Brown received no formal education past high school. However, through sheer will, initiative, and persistence, he prides himself on being self-educated. This fact has distinguished him as an authority on human virtue. Brown’s insatiable thirst for knowledge and hunger to succeed allowed him to rise from a hip-talking radio announcer to a broadcast manager; from a community activist to a community leader; from a political commentator to three-term legislator; and from a banquet and nightclub emcee to a prominent motivational speaker.
In 1986, Brown entered the public speaking arena on a full-time basis and formed his own company, Les Brown Unlimited, Inc. The company provides motivational tapes and materials, as well as workshops and personal/professional development programs aimed at individuals, companies, and organizations. He is also the author of Live Your Dreams and It’s Not Over Until You Win. The former host of The Les Brown Show, a nationally syndicated daily television talk show that focused on solutions rather than problems, Brown continues to mesmerize audiences with his customized presentations that teach and inspire.

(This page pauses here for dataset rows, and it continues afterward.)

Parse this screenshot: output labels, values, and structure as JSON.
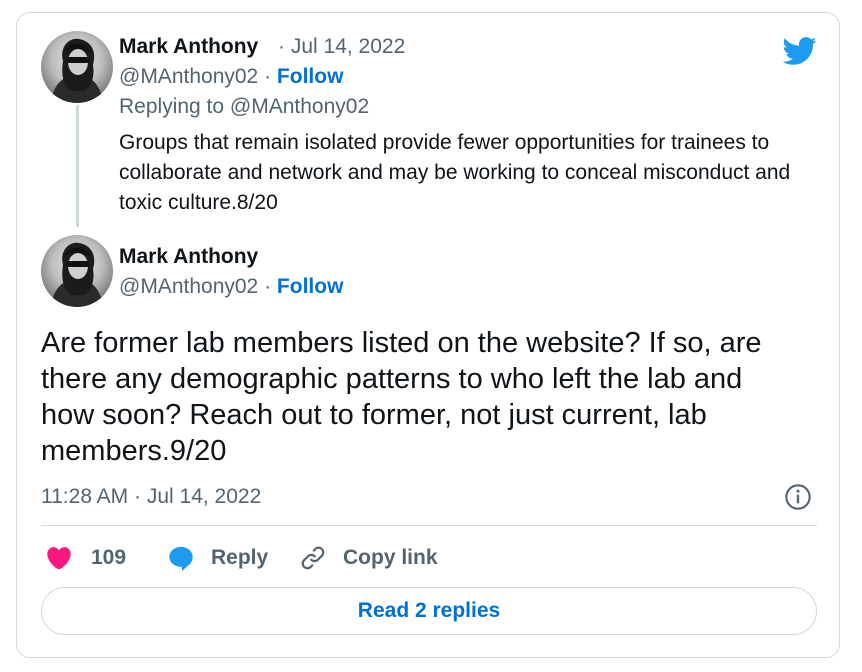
{
  "reply_tweet": {
    "author_name": "Mark Anthony",
    "date_separator": "·",
    "date": "Jul 14, 2022",
    "handle": "@MAnthony02",
    "follow_separator": "·",
    "follow_label": "Follow",
    "replying_to_prefix": "Replying to",
    "replying_to_handle": "@MAnthony02",
    "text": "Groups that remain isolated provide fewer opportunities for trainees to collaborate and network and may be working to conceal misconduct and toxic culture.8/20"
  },
  "main_tweet": {
    "author_name": "Mark Anthony",
    "handle": "@MAnthony02",
    "follow_separator": "·",
    "follow_label": "Follow",
    "text": "Are former lab members listed on the website? If so, are there any demographic patterns to who left the lab and how soon? Reach out to former, not just current, lab members.9/20",
    "timestamp": "11:28 AM · Jul 14, 2022"
  },
  "actions": {
    "like_count": "109",
    "reply_label": "Reply",
    "copy_link_label": "Copy link",
    "read_replies_label": "Read 2 replies"
  },
  "icons": {
    "logo": "twitter-bird-icon",
    "like": "heart-icon",
    "reply": "speech-bubble-icon",
    "copy_link": "link-icon",
    "info": "info-icon"
  },
  "colors": {
    "accent": "#006fd6",
    "twitter_blue": "#1d9bf0",
    "like": "#f91880",
    "secondary_text": "#536471",
    "border": "#cfd9de"
  }
}
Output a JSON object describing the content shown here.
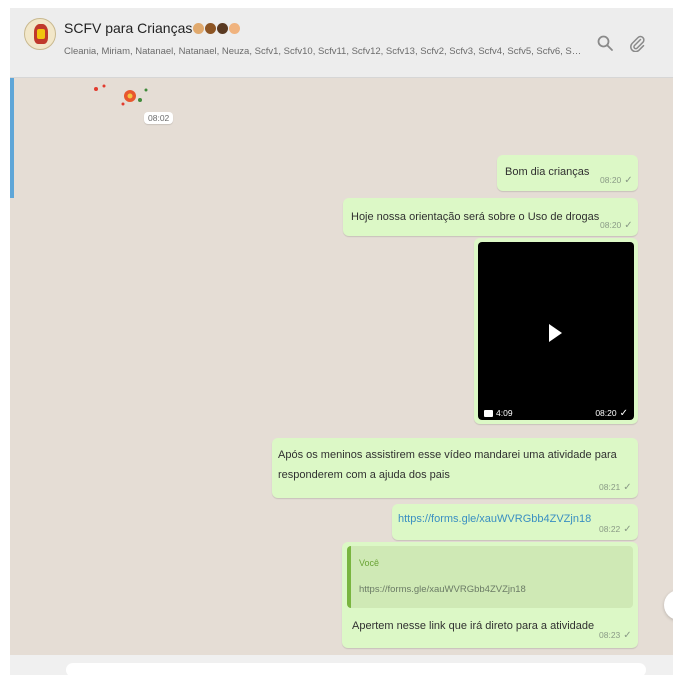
{
  "header": {
    "group_name": "SCFV para Crianças",
    "members": "Cleania, Miriam, Natanael, Natanael, Neuza, Scfv1, Scfv10, Scfv11, Scfv12, Scfv13, Scfv2, Scfv3, Scfv4, Scfv5, Scfv6, Scfv7, Sc...",
    "icons": [
      "search-icon",
      "paperclip-icon"
    ]
  },
  "prev_message_time": "08:02",
  "messages": [
    {
      "text": "Bom dia crianças",
      "time": "08:20",
      "status": "✓"
    },
    {
      "text": "Hoje nossa orientação será sobre o Uso de drogas",
      "time": "08:20",
      "status": "✓"
    },
    {
      "type": "video",
      "duration": "4:09",
      "time": "08:20",
      "status": "✓"
    },
    {
      "lines": [
        "Após os meninos assistirem esse vídeo mandarei uma atividade para",
        "responderem com a ajuda dos pais"
      ],
      "time": "08:21",
      "status": "✓"
    },
    {
      "text": "https://forms.gle/xauWVRGbb4ZVZjn18",
      "time": "08:22",
      "status": "✓"
    },
    {
      "quote_author": "Você",
      "quote_text": "https://forms.gle/xauWVRGbb4ZVZjn18",
      "text": "Apertem nesse link que irá direto para a atividade",
      "time": "08:23",
      "status": "✓"
    }
  ],
  "colors": {
    "chat_background": "#e5ddd5",
    "outgoing_bubble": "#dcf8c6",
    "link": "#3a8fc2",
    "quote_accent": "#79b53f"
  }
}
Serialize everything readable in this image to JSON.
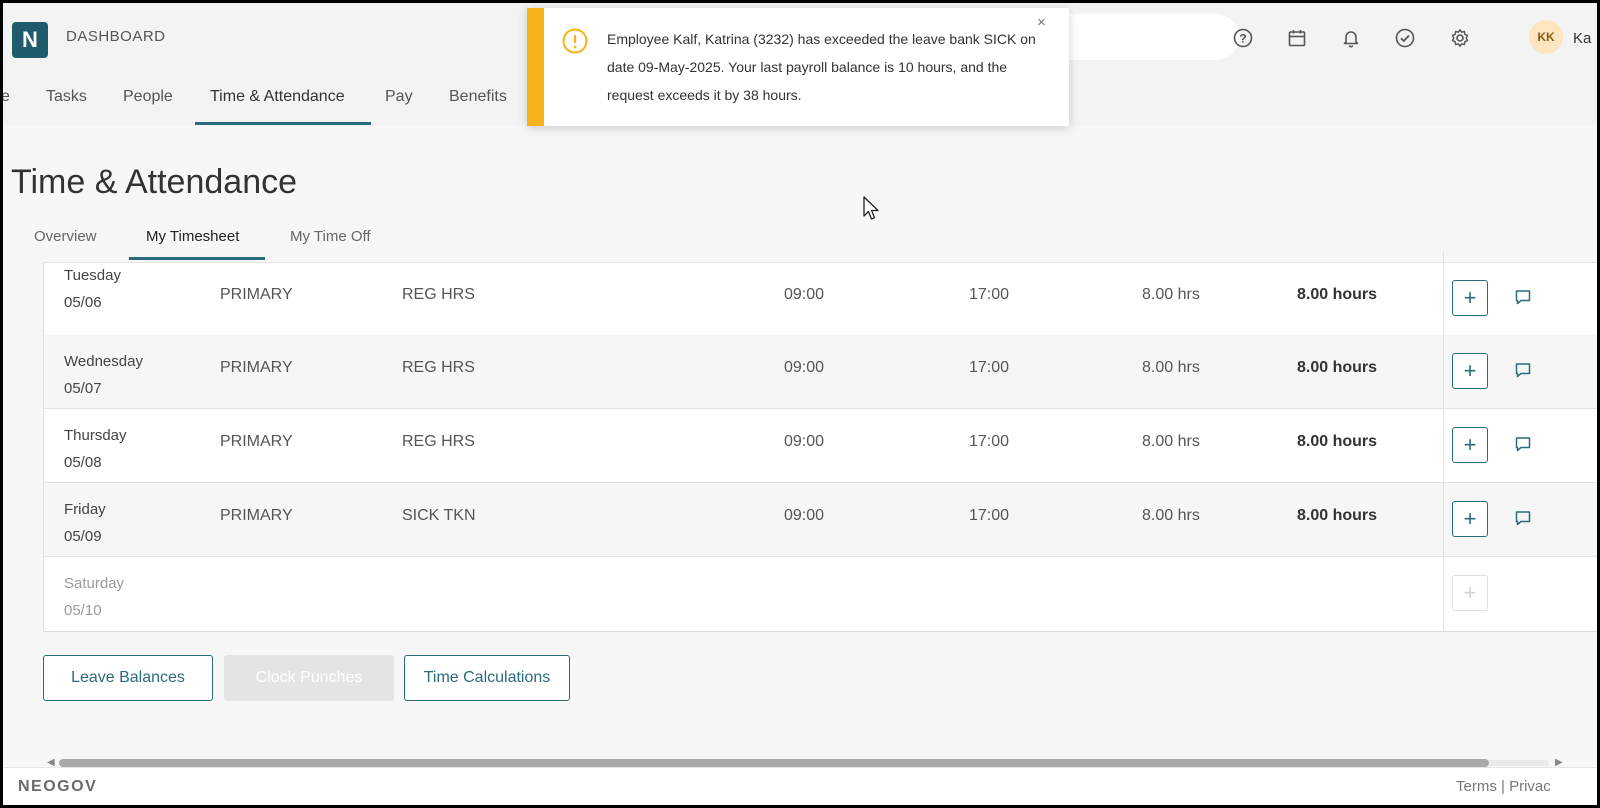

In 1989, Brown was the recipient of the National Speakers Association’s highest honor: The Council of Peers Award of Excellence (CPAE). In 1990, he recorded his first in a series of speech presentations entitled You Deserve, which was awarded a Chicago-area Emmy. This program eventually became the leading fund-raising program of its kind for pledges to PBS stations nationwide. In addition, in 1992, he was selected as one of the World’s Top Five Speakers by Toastmasters International and the recipient of the Golden Gavel Award.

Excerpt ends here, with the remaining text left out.